You claimed that the autobuilder will help when security patches
become available. You can either claim to apply those patches quickly
(more quickly than they are currently available) or claim that the
porting teams will provide tested patches that you just integrate. To
claim both is inconsistent, and such shoddy thinking does not inspire
faith in your ability to integrate these patches.
>> 5) How will you handle architectures where the current upstream kernel
>> is not based on the same version as your package? The main suggestion
>> I see is that they'd have to use the current system for their kernels,
>> which seems very bad for consistency.
> I pretend to package all upstream branches (2.4, 2.6, etc). The -defaults
> package can be selective across arquitectures (like gcc-defaults does).

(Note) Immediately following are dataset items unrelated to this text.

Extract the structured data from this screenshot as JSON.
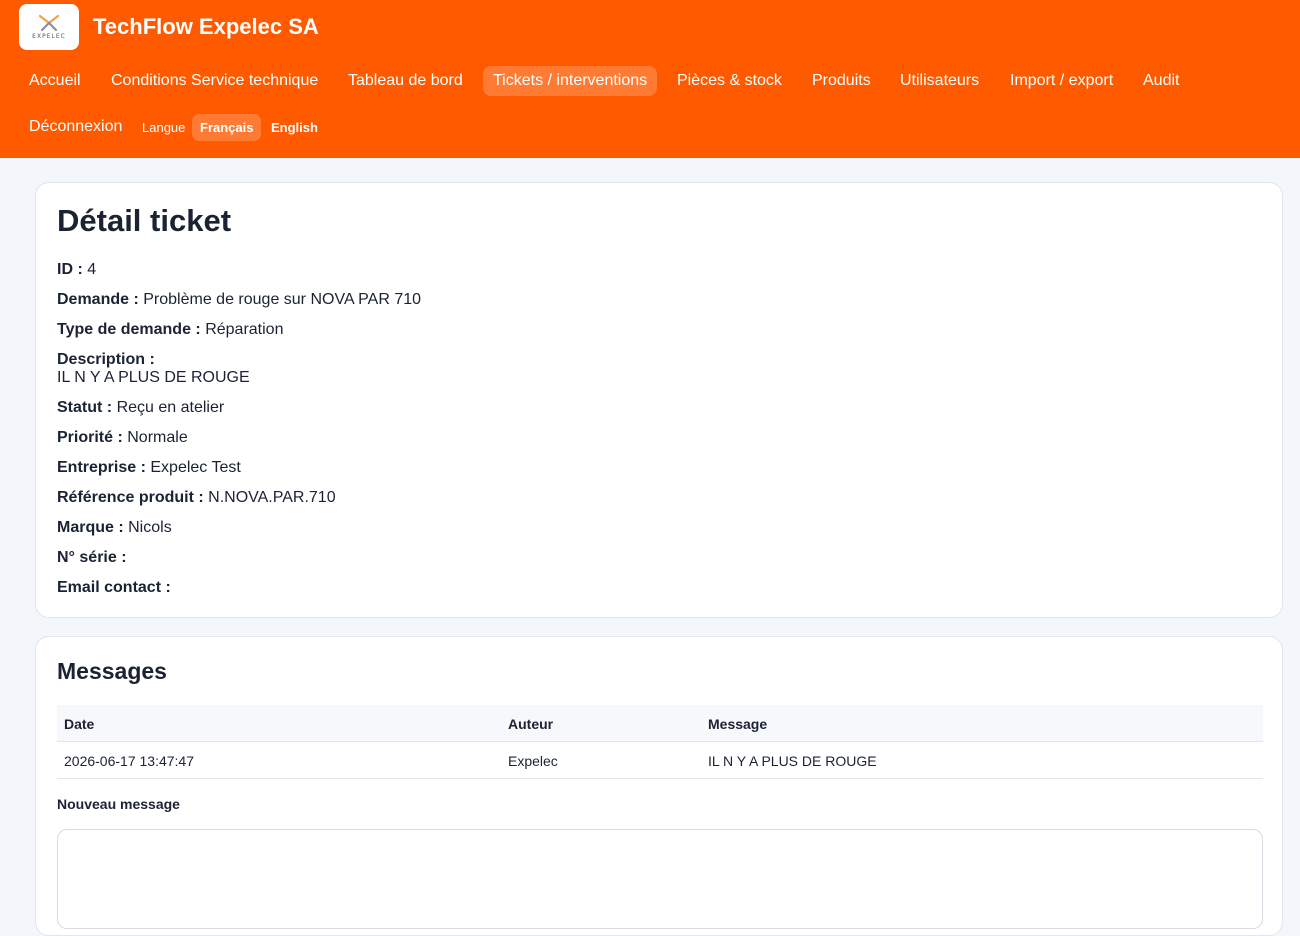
{
  "header": {
    "brand_title": "TechFlow Expelec SA",
    "logo_text": "EXPELEC",
    "accent_color": "#ff5a00"
  },
  "nav": {
    "items": [
      {
        "label": "Accueil"
      },
      {
        "label": "Conditions Service technique"
      },
      {
        "label": "Tableau de bord"
      },
      {
        "label": "Tickets / interventions",
        "active": true
      },
      {
        "label": "Pièces & stock"
      },
      {
        "label": "Produits"
      },
      {
        "label": "Utilisateurs"
      },
      {
        "label": "Import / export"
      },
      {
        "label": "Audit"
      },
      {
        "label": "Déconnexion"
      }
    ],
    "language_label": "Langue",
    "languages": [
      {
        "label": "Français",
        "active": true
      },
      {
        "label": "English"
      }
    ]
  },
  "ticket": {
    "title": "Détail ticket",
    "fields": [
      {
        "label": "ID :",
        "value": "4"
      },
      {
        "label": "Demande :",
        "value": "Problème de rouge sur NOVA PAR 710"
      },
      {
        "label": "Type de demande :",
        "value": "Réparation"
      },
      {
        "label": "Description :",
        "value": "IL N Y A PLUS DE ROUGE"
      },
      {
        "label": "Statut :",
        "value": "Reçu en atelier"
      },
      {
        "label": "Priorité :",
        "value": "Normale"
      },
      {
        "label": "Entreprise :",
        "value": "Expelec Test"
      },
      {
        "label": "Référence produit :",
        "value": "N.NOVA.PAR.710"
      },
      {
        "label": "Marque :",
        "value": "Nicols"
      },
      {
        "label": "N° série :",
        "value": ""
      },
      {
        "label": "Email contact :",
        "value": ""
      }
    ]
  },
  "messages": {
    "title": "Messages",
    "columns": [
      "Date",
      "Auteur",
      "Message"
    ],
    "rows": [
      [
        "2026-06-17 13:47:47",
        "Expelec",
        "IL N Y A PLUS DE ROUGE"
      ]
    ],
    "new_message_label": "Nouveau message",
    "new_message_value": ""
  }
}
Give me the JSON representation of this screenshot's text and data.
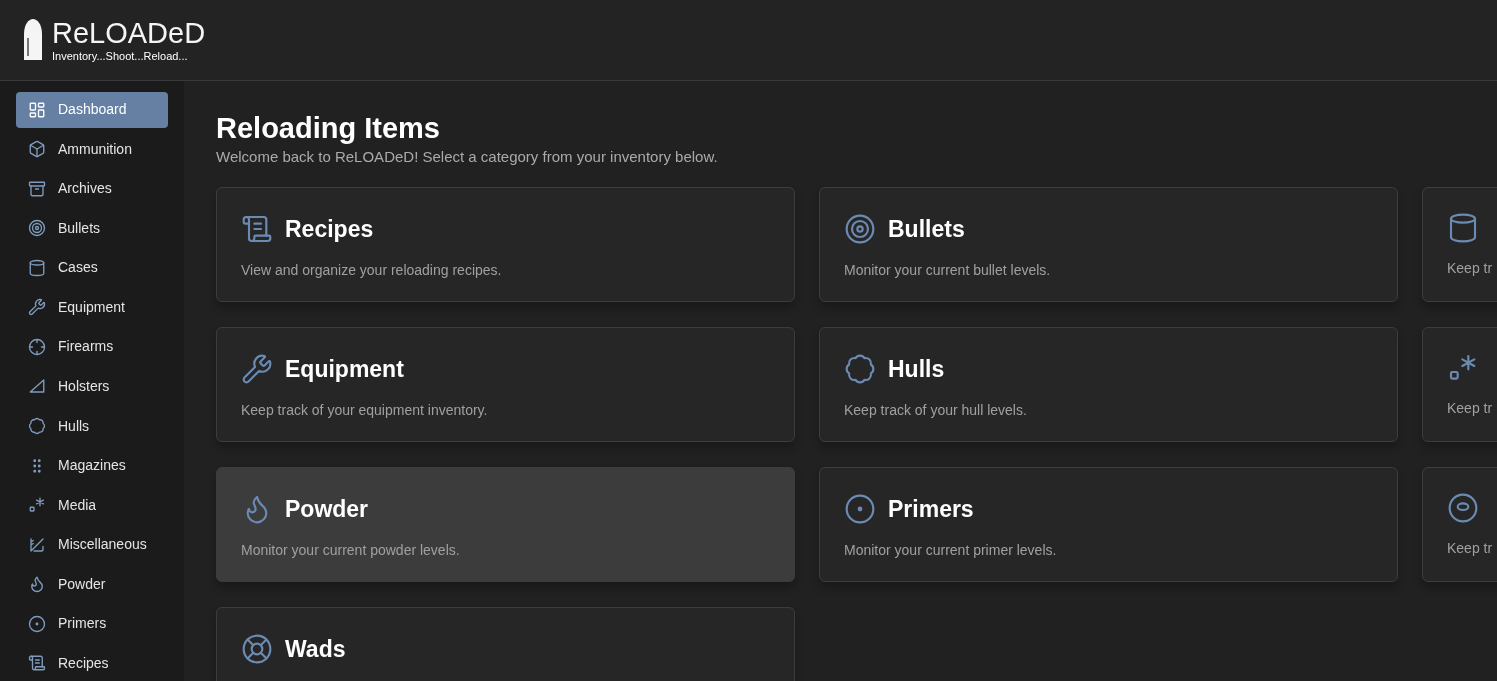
{
  "app": {
    "name": "ReLOADeD",
    "tagline": "Inventory...Shoot...Reload..."
  },
  "sidebar": {
    "items": [
      {
        "label": "Dashboard",
        "selected": true
      },
      {
        "label": "Ammunition",
        "selected": false
      },
      {
        "label": "Archives",
        "selected": false
      },
      {
        "label": "Bullets",
        "selected": false
      },
      {
        "label": "Cases",
        "selected": false
      },
      {
        "label": "Equipment",
        "selected": false
      },
      {
        "label": "Firearms",
        "selected": false
      },
      {
        "label": "Holsters",
        "selected": false
      },
      {
        "label": "Hulls",
        "selected": false
      },
      {
        "label": "Magazines",
        "selected": false
      },
      {
        "label": "Media",
        "selected": false
      },
      {
        "label": "Miscellaneous",
        "selected": false
      },
      {
        "label": "Powder",
        "selected": false
      },
      {
        "label": "Primers",
        "selected": false
      },
      {
        "label": "Recipes",
        "selected": false
      }
    ]
  },
  "page": {
    "title": "Reloading Items",
    "subtitle": "Welcome back to ReLOADeD! Select a category from your inventory below."
  },
  "cards": [
    {
      "title": "Recipes",
      "description": "View and organize your reloading recipes.",
      "highlighted": false
    },
    {
      "title": "Bullets",
      "description": "Monitor your current bullet levels.",
      "highlighted": false
    },
    {
      "description": "Keep tr",
      "highlighted": false
    },
    {
      "title": "Equipment",
      "description": "Keep track of your equipment inventory.",
      "highlighted": false
    },
    {
      "title": "Hulls",
      "description": "Keep track of your hull levels.",
      "highlighted": false
    },
    {
      "description": "Keep tr",
      "highlighted": false
    },
    {
      "title": "Powder",
      "description": "Monitor your current powder levels.",
      "highlighted": true
    },
    {
      "title": "Primers",
      "description": "Monitor your current primer levels.",
      "highlighted": false
    },
    {
      "description": "Keep tr",
      "highlighted": false
    },
    {
      "title": "Wads",
      "highlighted": false
    }
  ]
}
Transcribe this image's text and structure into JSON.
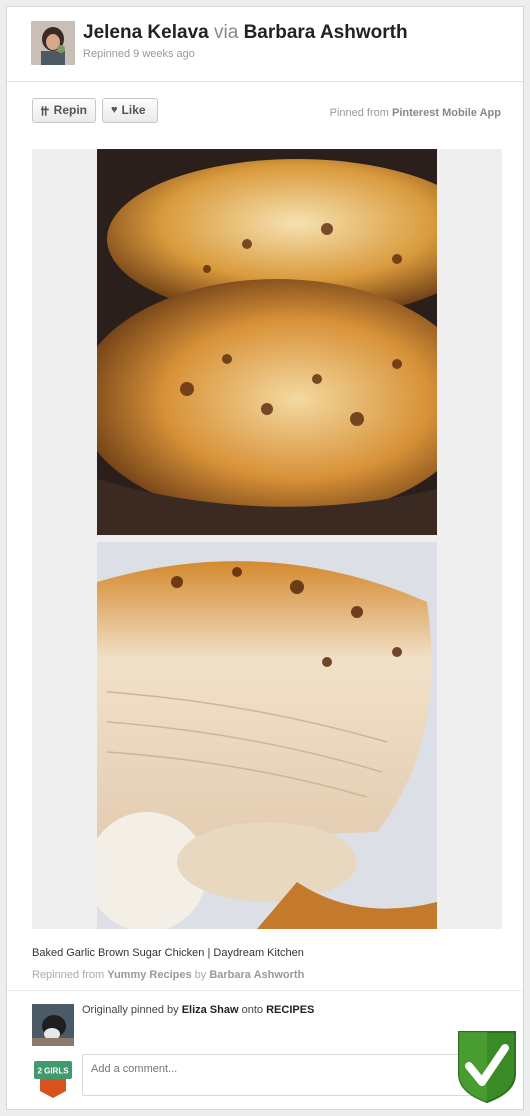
{
  "header": {
    "user_name": "Jelena Kelava",
    "via": "via",
    "source_user": "Barbara Ashworth",
    "repinned_time": "Repinned 9 weeks ago"
  },
  "actions": {
    "repin_label": "Repin",
    "like_label": "Like",
    "pinned_from_prefix": "Pinned from",
    "pinned_from_app": "Pinterest Mobile App"
  },
  "pin": {
    "images": [
      "top-photo-glazed-chicken",
      "bottom-photo-sliced-chicken"
    ],
    "caption": "Baked Garlic Brown Sugar Chicken | Daydream Kitchen",
    "repinned_from_prefix": "Repinned from",
    "repinned_from_board": "Yummy Recipes",
    "by_word": "by",
    "repinned_from_user": "Barbara Ashworth"
  },
  "original": {
    "prefix": "Originally pinned by",
    "user": "Eliza Shaw",
    "onto": "onto",
    "board": "RECIPES"
  },
  "comment": {
    "placeholder": "Add a comment...",
    "badge_text": "2 GIRLS"
  },
  "icons": [
    "repin-icon",
    "heart-icon",
    "checkmark-shield-icon"
  ],
  "colors": {
    "check_green": "#3a8a26",
    "link_grey": "#888888"
  }
}
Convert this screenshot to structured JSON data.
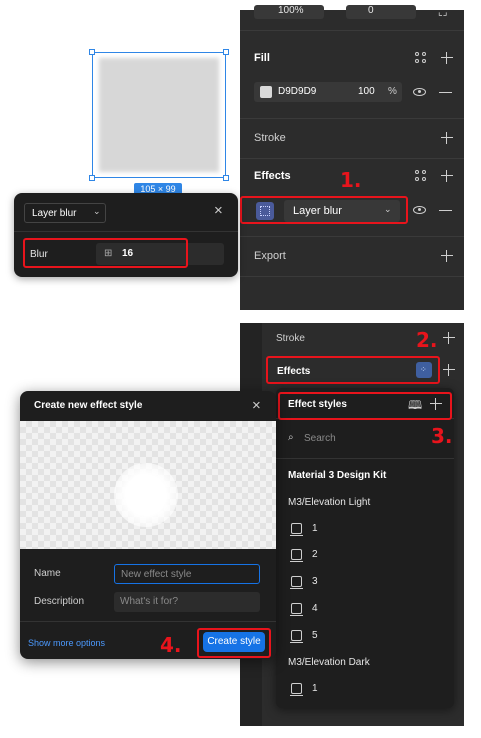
{
  "top_panel": {
    "partial_row": {
      "value1": "100%",
      "value2": "0"
    },
    "fill": {
      "title": "Fill",
      "color_hex": "D9D9D9",
      "swatch": "#d9d9d9",
      "opacity": "100",
      "percent": "%"
    },
    "stroke": {
      "title": "Stroke"
    },
    "effects": {
      "title": "Effects",
      "effect_type": "Layer blur"
    },
    "export": {
      "title": "Export"
    }
  },
  "canvas": {
    "size_badge": "105 × 99"
  },
  "blur_popup": {
    "type": "Layer blur",
    "blur_label": "Blur",
    "blur_value": "16"
  },
  "bottom_panel": {
    "stroke_title": "Stroke",
    "effects_title": "Effects"
  },
  "effect_styles": {
    "title": "Effect styles",
    "search_placeholder": "Search",
    "kit_title": "Material 3 Design Kit",
    "groups": [
      {
        "name": "M3/Elevation Light",
        "items": [
          "1",
          "2",
          "3",
          "4",
          "5"
        ]
      },
      {
        "name": "M3/Elevation Dark",
        "items": [
          "1"
        ]
      }
    ]
  },
  "create_dialog": {
    "title": "Create new effect style",
    "name_label": "Name",
    "name_placeholder": "New effect style",
    "description_label": "Description",
    "description_placeholder": "What's it for?",
    "show_more": "Show more options",
    "create_button": "Create style"
  },
  "annotations": {
    "step1": "1.",
    "step2": "2.",
    "step3": "3.",
    "step4": "4."
  },
  "colors": {
    "accent": "#1673e6",
    "annotation_red": "#e8141c",
    "panel_bg": "#2c2c2c",
    "selection_blue": "#2f86e6"
  }
}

That does not answer my question. Right now, the current kernels on
arm are 2.4.19 and 2.2.19. On x86 and mips, 2.4.22. On m68k, 2.4.20
and 2.2.25. On sparc, 2.4.21 or 2.2.20 (depending on subarch). On
s390, 2.4.19. Out of six architectures I checked, only two pairs use
the same kernel version. As someone else observed, you may as well
just put Architecture: i386.
>> 6) Autobuilding from your source package may speed up releasing
>> security patches. Cannot a similar speedup can be achieved by writing
>> some scripts (much smaller and less time to maintain) to automatically
>> build the current kernel packages?
> These scripts already exist. They're called autobuilders.
I thought one of your complaints was that autobuilders cannot build
the current kernel packages (the whole security patch issue). Can
they or can't they?
>> Your integration of multiple
>> architectures will also slow down normal updates, since you have to
>> get the new package revisions and then resolve any conflicts.
> Just like it happens to the rest of Debian packages.
You keep raising this (particularly stupid) defense. Except for
XFree86 and glibc, I do not think any Debian package (or group of
packages) has so much code that differs between architectures -- not
just upstream but in the patches Debian applies to it. Neither of
those have such different upstream trees to merge. You simply cannot
claim to be like the rest of Debian packages when there are so many
significant and relevant differences.